Purkiss sat the man against one of the walls. He tore off the gag, pulled the bottle of soda from his pocket. The shaken carbonated water sizzled over his hands. Purkiss shook it over the man’s waxy face. The man sighed and mumbled, opening his eyes a crack and squinting against the glare of a spotlight from a nearby building. Purkiss took out the pistol – a SIG Sauer P226, he noticed – and laid it on the ground.

‘What’s your name?’

His lips moved silently. Purkiss slapped him.

‘What’s your name?’

‘Braginsky.’ His eyes were open and focused on Purkiss’s. He was on the right side of the twilight that separated consciousness from its counterpart.

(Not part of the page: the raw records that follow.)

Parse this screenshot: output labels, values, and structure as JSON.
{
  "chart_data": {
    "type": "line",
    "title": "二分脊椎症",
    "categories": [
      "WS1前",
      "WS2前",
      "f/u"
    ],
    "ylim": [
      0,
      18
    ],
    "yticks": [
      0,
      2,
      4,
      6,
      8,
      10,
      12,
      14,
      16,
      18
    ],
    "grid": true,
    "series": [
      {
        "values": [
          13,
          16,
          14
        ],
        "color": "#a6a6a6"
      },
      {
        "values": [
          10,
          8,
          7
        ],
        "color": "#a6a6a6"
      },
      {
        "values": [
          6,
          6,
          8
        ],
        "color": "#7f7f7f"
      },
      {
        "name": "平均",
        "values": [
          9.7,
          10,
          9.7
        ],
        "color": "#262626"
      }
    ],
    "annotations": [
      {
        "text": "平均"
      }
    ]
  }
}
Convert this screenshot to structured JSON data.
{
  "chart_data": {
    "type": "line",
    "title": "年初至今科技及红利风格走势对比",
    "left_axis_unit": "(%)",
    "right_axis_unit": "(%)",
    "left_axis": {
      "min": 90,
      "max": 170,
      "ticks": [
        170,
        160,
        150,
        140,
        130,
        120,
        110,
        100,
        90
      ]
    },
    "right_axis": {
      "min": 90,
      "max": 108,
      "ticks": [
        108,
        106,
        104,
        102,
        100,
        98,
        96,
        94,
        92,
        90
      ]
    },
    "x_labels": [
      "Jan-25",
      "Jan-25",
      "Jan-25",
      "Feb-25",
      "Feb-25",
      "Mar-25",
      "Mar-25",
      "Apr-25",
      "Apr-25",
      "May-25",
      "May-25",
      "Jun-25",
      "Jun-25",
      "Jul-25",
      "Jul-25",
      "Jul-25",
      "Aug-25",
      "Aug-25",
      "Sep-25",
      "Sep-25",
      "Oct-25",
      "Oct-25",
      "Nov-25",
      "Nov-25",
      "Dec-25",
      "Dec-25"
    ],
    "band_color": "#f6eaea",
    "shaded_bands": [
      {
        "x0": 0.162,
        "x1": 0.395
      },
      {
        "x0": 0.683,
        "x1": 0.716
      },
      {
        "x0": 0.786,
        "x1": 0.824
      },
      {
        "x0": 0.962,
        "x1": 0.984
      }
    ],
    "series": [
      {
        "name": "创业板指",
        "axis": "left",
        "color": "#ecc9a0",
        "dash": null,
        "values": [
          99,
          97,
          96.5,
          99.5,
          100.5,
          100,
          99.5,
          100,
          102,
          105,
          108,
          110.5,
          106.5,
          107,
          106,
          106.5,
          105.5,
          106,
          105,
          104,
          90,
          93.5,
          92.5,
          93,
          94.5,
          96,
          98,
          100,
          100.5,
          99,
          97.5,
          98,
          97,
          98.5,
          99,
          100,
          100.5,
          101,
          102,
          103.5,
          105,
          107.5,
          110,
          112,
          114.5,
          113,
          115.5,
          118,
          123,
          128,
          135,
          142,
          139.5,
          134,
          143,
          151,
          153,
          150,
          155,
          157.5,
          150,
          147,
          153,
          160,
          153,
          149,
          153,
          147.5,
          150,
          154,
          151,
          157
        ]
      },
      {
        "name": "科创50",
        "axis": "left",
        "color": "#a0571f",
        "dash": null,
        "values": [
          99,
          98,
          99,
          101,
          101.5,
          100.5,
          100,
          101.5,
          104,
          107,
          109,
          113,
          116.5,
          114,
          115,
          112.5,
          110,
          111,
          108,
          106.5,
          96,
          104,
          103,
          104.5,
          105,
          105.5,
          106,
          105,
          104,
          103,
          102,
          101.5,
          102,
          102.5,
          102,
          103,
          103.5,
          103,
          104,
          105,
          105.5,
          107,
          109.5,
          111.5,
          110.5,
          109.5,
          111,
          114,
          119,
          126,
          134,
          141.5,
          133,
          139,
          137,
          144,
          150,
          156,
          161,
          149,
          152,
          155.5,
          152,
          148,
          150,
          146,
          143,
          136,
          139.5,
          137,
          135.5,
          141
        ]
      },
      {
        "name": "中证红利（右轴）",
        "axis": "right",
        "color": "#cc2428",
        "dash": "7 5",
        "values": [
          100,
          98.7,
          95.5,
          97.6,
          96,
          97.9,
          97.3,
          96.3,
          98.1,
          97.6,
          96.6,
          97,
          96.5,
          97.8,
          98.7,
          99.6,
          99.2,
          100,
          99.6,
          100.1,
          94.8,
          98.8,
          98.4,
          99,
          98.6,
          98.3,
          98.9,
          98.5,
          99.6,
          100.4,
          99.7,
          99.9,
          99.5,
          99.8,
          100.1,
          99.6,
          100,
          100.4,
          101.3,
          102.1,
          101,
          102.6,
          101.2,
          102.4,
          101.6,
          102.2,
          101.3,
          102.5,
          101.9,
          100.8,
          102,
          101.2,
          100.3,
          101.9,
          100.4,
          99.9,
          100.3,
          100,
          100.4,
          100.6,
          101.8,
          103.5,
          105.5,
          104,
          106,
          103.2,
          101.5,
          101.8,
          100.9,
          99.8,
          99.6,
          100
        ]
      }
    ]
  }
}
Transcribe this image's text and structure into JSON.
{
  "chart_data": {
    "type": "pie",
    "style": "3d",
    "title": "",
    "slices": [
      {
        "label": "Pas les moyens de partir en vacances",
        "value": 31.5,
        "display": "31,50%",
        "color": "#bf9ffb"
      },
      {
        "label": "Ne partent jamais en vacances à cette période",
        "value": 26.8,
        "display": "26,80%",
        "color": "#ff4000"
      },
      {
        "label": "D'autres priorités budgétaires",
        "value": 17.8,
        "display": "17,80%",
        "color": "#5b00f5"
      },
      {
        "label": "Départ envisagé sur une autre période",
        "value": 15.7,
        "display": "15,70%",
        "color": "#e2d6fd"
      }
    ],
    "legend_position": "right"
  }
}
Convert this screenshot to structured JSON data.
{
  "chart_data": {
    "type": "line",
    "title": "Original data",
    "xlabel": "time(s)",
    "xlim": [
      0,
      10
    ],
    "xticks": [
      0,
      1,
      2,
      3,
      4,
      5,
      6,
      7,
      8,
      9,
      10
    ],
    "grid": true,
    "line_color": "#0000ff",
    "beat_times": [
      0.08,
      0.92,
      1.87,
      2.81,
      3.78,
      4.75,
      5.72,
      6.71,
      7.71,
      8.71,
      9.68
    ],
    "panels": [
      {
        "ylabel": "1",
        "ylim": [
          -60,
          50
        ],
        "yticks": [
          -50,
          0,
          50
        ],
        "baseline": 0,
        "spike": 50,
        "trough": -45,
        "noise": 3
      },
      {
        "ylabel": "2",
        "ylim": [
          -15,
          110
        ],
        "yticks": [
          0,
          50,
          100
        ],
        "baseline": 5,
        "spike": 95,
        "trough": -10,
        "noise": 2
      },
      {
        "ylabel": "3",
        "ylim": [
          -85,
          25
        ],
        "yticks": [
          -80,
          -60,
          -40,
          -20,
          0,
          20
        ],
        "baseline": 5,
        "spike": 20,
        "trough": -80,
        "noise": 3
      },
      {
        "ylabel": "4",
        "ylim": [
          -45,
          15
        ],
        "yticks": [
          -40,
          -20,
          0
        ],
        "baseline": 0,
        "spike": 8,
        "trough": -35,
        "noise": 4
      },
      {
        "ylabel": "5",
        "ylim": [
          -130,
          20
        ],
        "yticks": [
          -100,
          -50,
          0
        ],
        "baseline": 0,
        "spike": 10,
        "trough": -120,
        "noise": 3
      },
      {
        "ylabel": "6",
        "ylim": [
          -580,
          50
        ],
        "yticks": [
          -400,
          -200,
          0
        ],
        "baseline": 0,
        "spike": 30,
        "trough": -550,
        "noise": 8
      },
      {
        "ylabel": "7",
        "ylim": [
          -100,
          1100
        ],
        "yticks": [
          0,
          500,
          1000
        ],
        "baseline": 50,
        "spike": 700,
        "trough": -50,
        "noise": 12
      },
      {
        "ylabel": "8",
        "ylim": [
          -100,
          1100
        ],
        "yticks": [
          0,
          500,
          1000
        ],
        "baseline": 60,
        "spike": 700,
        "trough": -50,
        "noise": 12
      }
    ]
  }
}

‘Okay.’ Purkiss squatted back on his haunches. ‘You know how this sort of thing usually works, Braginsky. You give me the runaround a bit, I cut up rough, you start feeding me scraps, I go easy, you clam up again, I escalate the violence, et cetera, et cetera. Except I haven’t got much time. And when I’m pushed for time, I skip the niceties.’

One of the mistakes that Purkiss had come to learn was frequently made about interrogation science was that the more immediately the urge to be free from the distressing stimulus, the more likely the person being interrogated was to say anything, even if it were untrue. So, a man in extreme pain will reflexively tell his tormentor what he believes he wants to hear. A man facing the less immediate threat of impending death or disfigurement, and who has time to contemplate the consequences of his non-cooperation, may still lie, but is less likely to do so, as the demons generated by his own imagination do their work.

Purkiss picked up the SIG Sauer, pushed the tip of the silencer against the man’s forehead, and motioned for him to stand. He did so, shakily. Purkiss grabbed his collar and turned him and shoved him towards the adjacent wall which was lower, hip height. He kept pushing so that the man was bent over the wall at the waist. Laying the gun down on the wall, Purkiss squatted and gripped the man’s ankles. He pushed up so that he tipped past his centre of gravity with a cry.

Braginsky hung suspended over the drop, his arms flailing.

‘Where’s my friend? The woman.’

The man yelled some more. Purkiss let go and immediately gripped the ankles again.

‘Whoops.’ He peered over at Braginsky’s face, which arched back at him, eyes rolling in terror. ‘You’ll notice it’s not a clean drop. You’ll hit a balcony or two on the way down. It’ll be messy.’

‘I don’t know –’

‘You’re getting awfully heavy, Braginsky.’ He let the ankles slip a few inches more.

‘For the love of God, I swear I don’t know. The Englishman took her.’

‘Fallon.’

‘I don’t know his name. It was never told to us by the boss.’

‘The boss. You mean Kuznetsov.’

‘Yes.’ He shouted it unhesitatingly. It made Purkiss think he was telling the truth about the rest.

‘Where’s Fallon?’

‘I don’t know.’

‘Back at the farm?’

‘No. It’s –’ He broke off, and Purkiss gave him an encouraging jolt. ‘Ah, God, don’t – The farm’s being closed down.’

From far away, somewhere below in the streets, came the noise of sirens.

‘What’s planned for tomorrow?’ He combined the question with a shake of the man’s legs. He could feel his grip genuinely starting to slacken.

‘An attack on the President.’

That was interesting. He hadn’t said on the summit.

‘Which one?’

‘Russian.’

Purkiss took this in, the implications not immediately clear. But it became a secondary concern. Behind him a door crashed open in one of the stairwell blocks and men began to stream out, too early to be the police, and looking too murderous.